The European Commission is targeting the development of an equity index family covering all listed companies in the EU, flagging the possibility of the emergence of a “Capital Markets Union asset class”.
The aim is to facilitate increased investment in a large pool of companies, including small and medium-sized enterprises (SMEs), in particular in the Baltics and central, eastern and south-eastern Europe.
These represented the bulk of companies listed in the EU in recent years, but typically were not included in EU-wide equity indices calculated by international index providers, the Commission said in a tender document for a feasibility study for the creation of a CMU equity index family.
In addition, in recent years institutional investors had shifted their attention to larger and more liquid listed companies, to the detriment of smaller listed companies and markets, it said.
Classifying certain EU countries as frontier markets prevented institutional investors from being able to allocate to them, the Commission noted, highlighting Bulgaria, Croatia, Estonia, Latvia, Lithuania, Romania, Slovakia, and Slovenia.
Estonia, Lithuania, Romania and Slovenia are included in MSCI’s frontier markets index family, while Bulgaria is a standalone index, but based on MSCI’s size and liquidity criteria for frontier markets.
“The creation of an EU-wide CMU index could facilitate greater local and foreign capital inflows from a broad range of investors and enhance access to finance for a larger pool of companies, especially SMEs,” said the Commission. “SMEs in all countries and more generally in small capital markets could benefit from such [a] broadly defined and inclusive index.”
The possible emergence of a “CMU asset class” could also help overcome different country classifications at EU member state level, the Commission added.
The Commission cited the Wilshire 5000 Total Market index in the US as a possible example of what the CMU index could look like.
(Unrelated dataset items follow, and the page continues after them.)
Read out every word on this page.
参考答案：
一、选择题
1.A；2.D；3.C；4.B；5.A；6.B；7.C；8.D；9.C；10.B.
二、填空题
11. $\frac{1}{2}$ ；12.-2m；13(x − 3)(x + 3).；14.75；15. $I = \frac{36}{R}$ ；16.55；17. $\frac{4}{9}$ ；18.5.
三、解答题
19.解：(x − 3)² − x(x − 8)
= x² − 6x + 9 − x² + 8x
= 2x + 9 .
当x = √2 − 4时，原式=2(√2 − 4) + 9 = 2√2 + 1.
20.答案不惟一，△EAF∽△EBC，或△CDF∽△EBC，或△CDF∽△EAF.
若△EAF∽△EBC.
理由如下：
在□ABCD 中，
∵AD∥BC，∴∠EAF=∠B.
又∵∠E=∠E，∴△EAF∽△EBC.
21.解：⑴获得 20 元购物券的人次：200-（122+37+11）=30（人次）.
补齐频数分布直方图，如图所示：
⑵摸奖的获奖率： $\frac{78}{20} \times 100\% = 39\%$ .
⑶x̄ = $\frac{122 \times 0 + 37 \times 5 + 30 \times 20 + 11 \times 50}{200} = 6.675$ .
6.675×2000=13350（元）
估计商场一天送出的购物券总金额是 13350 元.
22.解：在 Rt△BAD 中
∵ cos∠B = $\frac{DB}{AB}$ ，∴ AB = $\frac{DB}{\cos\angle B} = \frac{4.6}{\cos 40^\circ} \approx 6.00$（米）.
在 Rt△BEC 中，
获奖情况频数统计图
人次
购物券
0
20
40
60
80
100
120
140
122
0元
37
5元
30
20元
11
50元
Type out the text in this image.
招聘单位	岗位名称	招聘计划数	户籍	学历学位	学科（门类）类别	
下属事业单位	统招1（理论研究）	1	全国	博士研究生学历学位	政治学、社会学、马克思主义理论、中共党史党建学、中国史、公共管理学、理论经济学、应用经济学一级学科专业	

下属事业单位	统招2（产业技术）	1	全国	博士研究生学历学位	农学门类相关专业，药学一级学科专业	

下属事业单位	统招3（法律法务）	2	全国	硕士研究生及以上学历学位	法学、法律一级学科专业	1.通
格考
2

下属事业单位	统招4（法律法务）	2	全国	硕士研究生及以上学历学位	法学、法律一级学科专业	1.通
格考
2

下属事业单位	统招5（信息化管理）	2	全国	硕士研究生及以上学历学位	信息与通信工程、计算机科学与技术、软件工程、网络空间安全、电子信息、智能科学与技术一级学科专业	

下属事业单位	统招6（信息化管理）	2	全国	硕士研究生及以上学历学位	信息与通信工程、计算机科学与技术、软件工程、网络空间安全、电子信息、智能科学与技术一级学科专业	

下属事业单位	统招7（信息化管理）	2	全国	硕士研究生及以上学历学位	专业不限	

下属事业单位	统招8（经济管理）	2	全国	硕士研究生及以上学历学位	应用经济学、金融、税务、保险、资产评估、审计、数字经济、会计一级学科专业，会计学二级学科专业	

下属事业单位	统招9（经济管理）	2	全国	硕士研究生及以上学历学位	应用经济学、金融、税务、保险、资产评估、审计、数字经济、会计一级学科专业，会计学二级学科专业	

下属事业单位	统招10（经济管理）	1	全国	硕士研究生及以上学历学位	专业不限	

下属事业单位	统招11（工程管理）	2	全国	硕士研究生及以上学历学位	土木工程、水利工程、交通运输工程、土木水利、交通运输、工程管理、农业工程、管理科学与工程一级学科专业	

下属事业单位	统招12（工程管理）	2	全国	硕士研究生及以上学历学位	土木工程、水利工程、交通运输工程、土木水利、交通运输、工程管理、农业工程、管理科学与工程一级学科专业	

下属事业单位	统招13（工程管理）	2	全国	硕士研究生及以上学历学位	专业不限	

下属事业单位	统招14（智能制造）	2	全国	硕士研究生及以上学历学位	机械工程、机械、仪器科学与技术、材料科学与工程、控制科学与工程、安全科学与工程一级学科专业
The Wilshire 5000 is a market cap-weighted index of all stocks actively traded in the US.
The feasibility study should develop the conceptual framework for a CMU index family and assess its market potential, according to the tender document. The market potential assessment should be based on “extensive market research and surveys among relevant institutional investors who should be also tested for the acceptance of the newly designed index”.
“The analysis should pay special attention to asset manager institutions who act as opinion leaders for end institutional investors,” added the Commission.
The index should comprise companies listed on regulated markets and SMEs listed on growth markets, it said, and there should be sector or thematic sub-indices. These should cover “strategically important areas”, such as fintech or sustainability.
The deadline for applications is 8 February and the documents are available here.